Божена. Не спится?
Маша. Мне захотелось походить… За эти три дня стало почти совсем не больно…
Божена. А я принесла тебе платье, мое любимое. Оно какое-то девичье. Оно пойдет тебе. И туфли… Боже мой, как приятно опять почувствовать себя чистой, благоухающей! Я сегодня три часа просидела в ванне. Только мы с тобой можем это понять. Да?
Маша. Почему только мы?
Божена. Ну, не только мы, ну, еще десять миллионов. Я знаю, что ты скажешь. Но сейчас… сейчас я хочу думать только о нас с тобой. Горячая вода… Ты – худенькая. Я ушью тебе платье. Ты снимешь этот нелепый старый халат.
Маша. А где он сейчас?
Божена. Не знаю. Три года назад он был у вас в России, кажется, воевал или собирался воевать.
Маша. Очень.
Божена. И себе тоже.
Сколько еще будут стрелять? Ты всегда все знаешь. Когда наконец придут ваши?
Маша. Если наши не придут сегодня или завтра, будет плохо. Немцы снова заняли три четверти города.
Божена. Откуда ты знаешь?
Маша. Мне сказал Людвиг.
Божена. Почему он сказал это только тебе?
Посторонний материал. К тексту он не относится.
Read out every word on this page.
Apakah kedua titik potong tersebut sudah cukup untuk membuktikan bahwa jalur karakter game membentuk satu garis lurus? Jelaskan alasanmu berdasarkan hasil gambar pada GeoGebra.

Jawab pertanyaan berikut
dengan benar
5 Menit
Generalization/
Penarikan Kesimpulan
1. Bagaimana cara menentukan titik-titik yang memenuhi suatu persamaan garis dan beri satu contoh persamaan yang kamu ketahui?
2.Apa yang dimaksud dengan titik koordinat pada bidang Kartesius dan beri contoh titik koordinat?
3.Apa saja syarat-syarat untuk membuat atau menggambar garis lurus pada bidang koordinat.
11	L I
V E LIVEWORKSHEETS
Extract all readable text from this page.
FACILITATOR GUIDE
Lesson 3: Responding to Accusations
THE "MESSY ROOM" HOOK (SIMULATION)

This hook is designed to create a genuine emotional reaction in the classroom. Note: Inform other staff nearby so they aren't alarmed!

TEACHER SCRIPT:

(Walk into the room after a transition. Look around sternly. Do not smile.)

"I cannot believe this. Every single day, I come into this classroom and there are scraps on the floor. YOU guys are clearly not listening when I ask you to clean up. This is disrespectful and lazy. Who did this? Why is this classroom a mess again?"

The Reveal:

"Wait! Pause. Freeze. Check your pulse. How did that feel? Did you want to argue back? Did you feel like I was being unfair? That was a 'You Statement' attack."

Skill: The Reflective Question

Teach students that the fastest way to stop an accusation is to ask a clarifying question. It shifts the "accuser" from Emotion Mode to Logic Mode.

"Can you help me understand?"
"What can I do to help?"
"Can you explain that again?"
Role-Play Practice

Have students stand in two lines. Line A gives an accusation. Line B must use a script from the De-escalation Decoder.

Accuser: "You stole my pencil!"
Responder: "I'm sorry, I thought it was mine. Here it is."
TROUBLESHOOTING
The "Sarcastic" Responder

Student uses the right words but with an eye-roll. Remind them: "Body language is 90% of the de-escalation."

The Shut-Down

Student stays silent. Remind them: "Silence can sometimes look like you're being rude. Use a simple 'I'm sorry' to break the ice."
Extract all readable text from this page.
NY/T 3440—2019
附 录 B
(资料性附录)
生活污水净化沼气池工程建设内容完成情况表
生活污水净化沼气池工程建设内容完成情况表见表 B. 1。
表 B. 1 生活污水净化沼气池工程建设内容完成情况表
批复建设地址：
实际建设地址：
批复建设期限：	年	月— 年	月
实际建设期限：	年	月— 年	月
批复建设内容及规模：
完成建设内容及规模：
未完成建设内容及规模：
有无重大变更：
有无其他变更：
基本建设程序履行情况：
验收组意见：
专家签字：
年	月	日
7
Да, да, знаю, он сказал тебе потому, что ко мне он относится несерьезно. Он хочет, чтобы я бежала к ним на улицу и носила им патроны. А я не могу. Я достаточно испытала за эти два года. Я хочу жить. Я не могу сейчас носить патроны. Ну, выругай меня, ну, скажи, что я дрянь!
Маша. Ты пришла бы домой на пять дней раньше, если бы не тащила на себе меня.
Божена. Молчи!
Маша. Ты очень хорошая, только…
Божена. Что?
Маша. Только ты и вы все… еще мало что видели…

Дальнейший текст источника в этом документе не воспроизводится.